林桂選

2008年3月12日上毛新聞掲載


おかあさんをひとりじめだってたんじょう日だもん
前橋桃川小1年 さいとうゆい
【評】誕生日のうれしさの一番は、お母さんの視線が自分に向いて、独り占めできること。こういう誕生日の喜びもあるのですね。
わたしはね水のかん字がうまいんだ
前橋桃川小1年 小すぎかな子
【評】書道を習っているのでしょう。「水」は書道の基本が全部入っているといいます。「水」が上手いということは大変なことなのです。
手ぶくろのそとはさむさがついている
前橋山王小1年 栗原 正明
【評】暖かい手袋。寒さから手を守ってくれるぶん、手袋の外側は冷たくなっています。「さむさがそとについている」がうまい表現です。
なんでだろないたらなぜかわらえたよ
前橋山王小2年 長谷川はるか
【評】思い切り泣いたことで、整理された気持ち。再び笑う力が戻ってきていました。泣くことは不思議な力を生むものなのですね。
草や花雪のふとんでねむってる
前橋山王小2年 石崎 りな
【評】降り積もった雪。その下に春の草や花が隠れています。雪をふとんに見立てれば、その下の草花は、眠っていることになります。
夕やけのふじ山見えるばあちゃんち
前橋山王小2年 むとう早な
【評】お祖母さんの家はどこにあるのでしょう。分からなくても、夕焼けの美しい富士山が見えるというだけでステキな所とわかります。
生まれたよもちの赤ちゃんわらってる
前橋東小2年 黒崎まど香
【評】「もちの赤ちゃん」がいい。モチのような肌をした赤ちゃんという意味でしょう。かわいらしさが分かる表現になっています。
コートきてトコトコトコといきました
前橋駒形小2年 田胡 咲良
【評】音の響きに敏感なのでしょう。「コート」と「トコトコトコ」は音の遊びのようですが、気持ちのよい音に敏感でないと書けません。
強風に全身使って歩き出す
高崎国府小3年 八木 佑斗
【評】「全身使って」がいい。強い風に向かって歩くようすが分かります。
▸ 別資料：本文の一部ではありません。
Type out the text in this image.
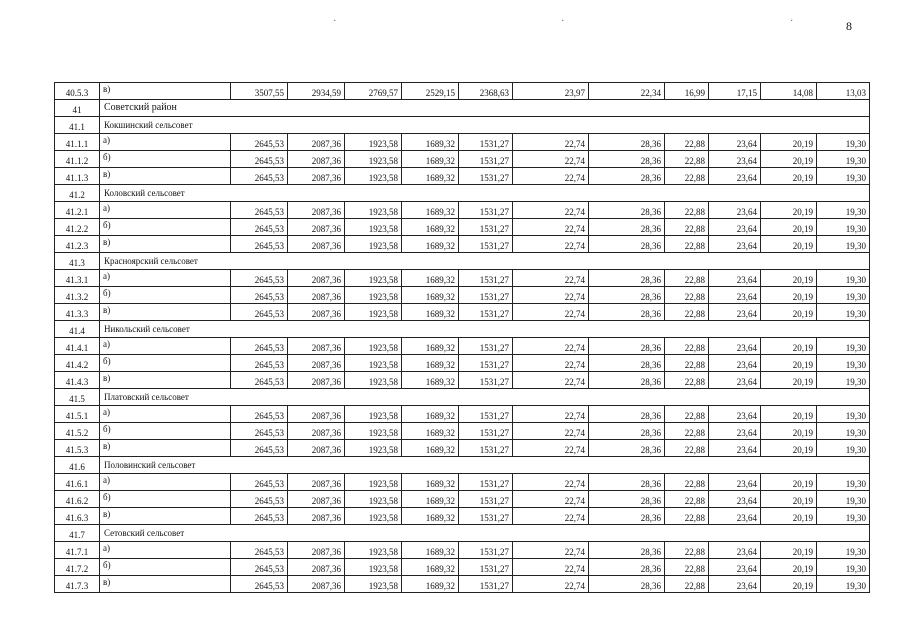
·	·	·	8
40.5.3	в)	3507,55	2934,59	2769,57	2529,15	2368,63	23,97	22,34	16,99	17,15	14,08	13,03
41	Советский район											
41.1	Кокшинский сельсовет											
41.1.1	а)	2645,53	2087,36	1923,58	1689,32	1531,27	22,74	28,36	22,88	23,64	20,19	19,30
41.1.2	б)	2645,53	2087,36	1923,58	1689,32	1531,27	22,74	28,36	22,88	23,64	20,19	19,30
41.1.3	в)	2645,53	2087,36	1923,58	1689,32	1531,27	22,74	28,36	22,88	23,64	20,19	19,30
41.2	Коловский сельсовет											
41.2.1	а)	2645,53	2087,36	1923,58	1689,32	1531,27	22,74	28,36	22,88	23,64	20,19	19,30
41.2.2	б)	2645,53	2087,36	1923,58	1689,32	1531,27	22,74	28,36	22,88	23,64	20,19	19,30
41.2.3	в)	2645,53	2087,36	1923,58	1689,32	1531,27	22,74	28,36	22,88	23,64	20,19	19,30
41.3	Красноярский сельсовет											
41.3.1	а)	2645,53	2087,36	1923,58	1689,32	1531,27	22,74	28,36	22,88	23,64	20,19	19,30
41.3.2	б)	2645,53	2087,36	1923,58	1689,32	1531,27	22,74	28,36	22,88	23,64	20,19	19,30
41.3.3	в)	2645,53	2087,36	1923,58	1689,32	1531,27	22,74	28,36	22,88	23,64	20,19	19,30
41.4	Никольский сельсовет											
41.4.1	а)	2645,53	2087,36	1923,58	1689,32	1531,27	22,74	28,36	22,88	23,64	20,19	19,30
41.4.2	б)	2645,53	2087,36	1923,58	1689,32	1531,27	22,74	28,36	22,88	23,64	20,19	19,30
41.4.3	в)	2645,53	2087,36	1923,58	1689,32	1531,27	22,74	28,36	22,88	23,64	20,19	19,30
41.5	Платовский сельсовет											
41.5.1	а)	2645,53	2087,36	1923,58	1689,32	1531,27	22,74	28,36	22,88	23,64	20,19	19,30
41.5.2	б)	2645,53	2087,36	1923,58	1689,32	1531,27	22,74	28,36	22,88	23,64	20,19	19,30
41.5.3	в)	2645,53	2087,36	1923,58	1689,32	1531,27	22,74	28,36	22,88	23,64	20,19	19,30
41.6	Половинский сельсовет											
41.6.1	а)	2645,53	2087,36	1923,58	1689,32	1531,27	22,74	28,36	22,88	23,64	20,19	19,30
41.6.2	б)	2645,53	2087,36	1923,58	1689,32	1531,27	22,74	28,36	22,88	23,64	20,19	19,30
41.6.3	в)	2645,53	2087,36	1923,58	1689,32	1531,27	22,74	28,36	22,88	23,64	20,19	19,30
41.7	Сетовский сельсовет											
41.7.1	а)	2645,53	2087,36	1923,58	1689,32	1531,27	22,74	28,36	22,88	23,64	20,19	19,30
41.7.2	б)	2645,53	2087,36	1923,58	1689,32	1531,27	22,74	28,36	22,88	23,64	20,19	19,30
41.7.3	в)	2645,53	2087,36	1923,58	1689,32	1531,27	22,74	28,36	22,88	23,64	20,19	19,30
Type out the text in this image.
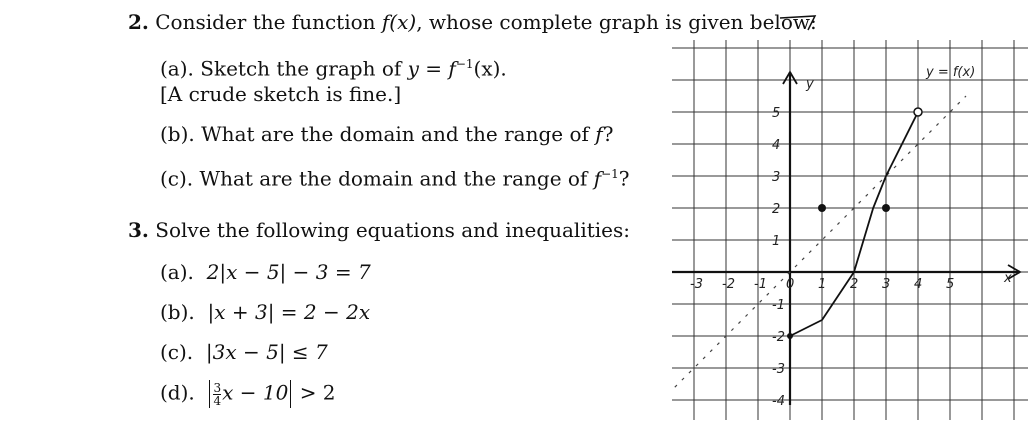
2. Consider the function f(x), whose complete graph is given below:
(a). Sketch the graph of $y = f^{-1}(x)$.
[A crude sketch is fine.]
(b). What are the domain and the range of f?
(c). What are the domain and the range of $f^{-1}$?
3. Solve the following equations and inequalities:
(a). 2|x − 5| − 3 = 7
(b). |x + 3| = 2 − 2x
(c). |3x − 5| ≤ 7
(d). $\frac{3}{4}$ x − 10 > 2
-3 -2 -1 0 1 2 3 4 5
5
4
3
2
1
-1
-2
-3
-4
y
x
y = f(x)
欲を言えば「強風」は「北風」の方がよかったかもしれません。
いもうとはチョコのことをコチョという
前橋山王小3年 大関 圭音
【評】小さい子どもは、時に覚え間違い、言い間違いをすることがあります。でも、その間違いが子どもらしくてかわいいのです。
風がふく風の子雲の子ついてくる
高崎城山小4年 鈴木  結
【評】リズムのいい句です。風を先頭に、その後に風の子や雲の子がついて続いているという想像が楽しい。風の道をみんなで通ります。
こっそりとおかしをたべるとねこが来る
前橋大胡小4年 小林 俊介
【評】家の人に内緒で食べたお菓子でも、鼻のきくネコはごまかせません。状況的にはネコにも分け前をあげるしかないでしょう。愉快な句。
うちの犬コーラのグミを食べるんだ
前橋大胡小4年 岡田 和樹
【評】かみ応えがするグミは、骨までかむ犬にはたまらない食感かもしれません。新しい発見です。コーラ味を好むというのも楽しい。
耳なりがさばくの風のようだった
前橋大胡小4年 市川 巧実
【評】耳鳴りを初めて経験したのでしょう。砂嵐のような音と言いますが、体験することで分かることもあります。それがつらい体験でも。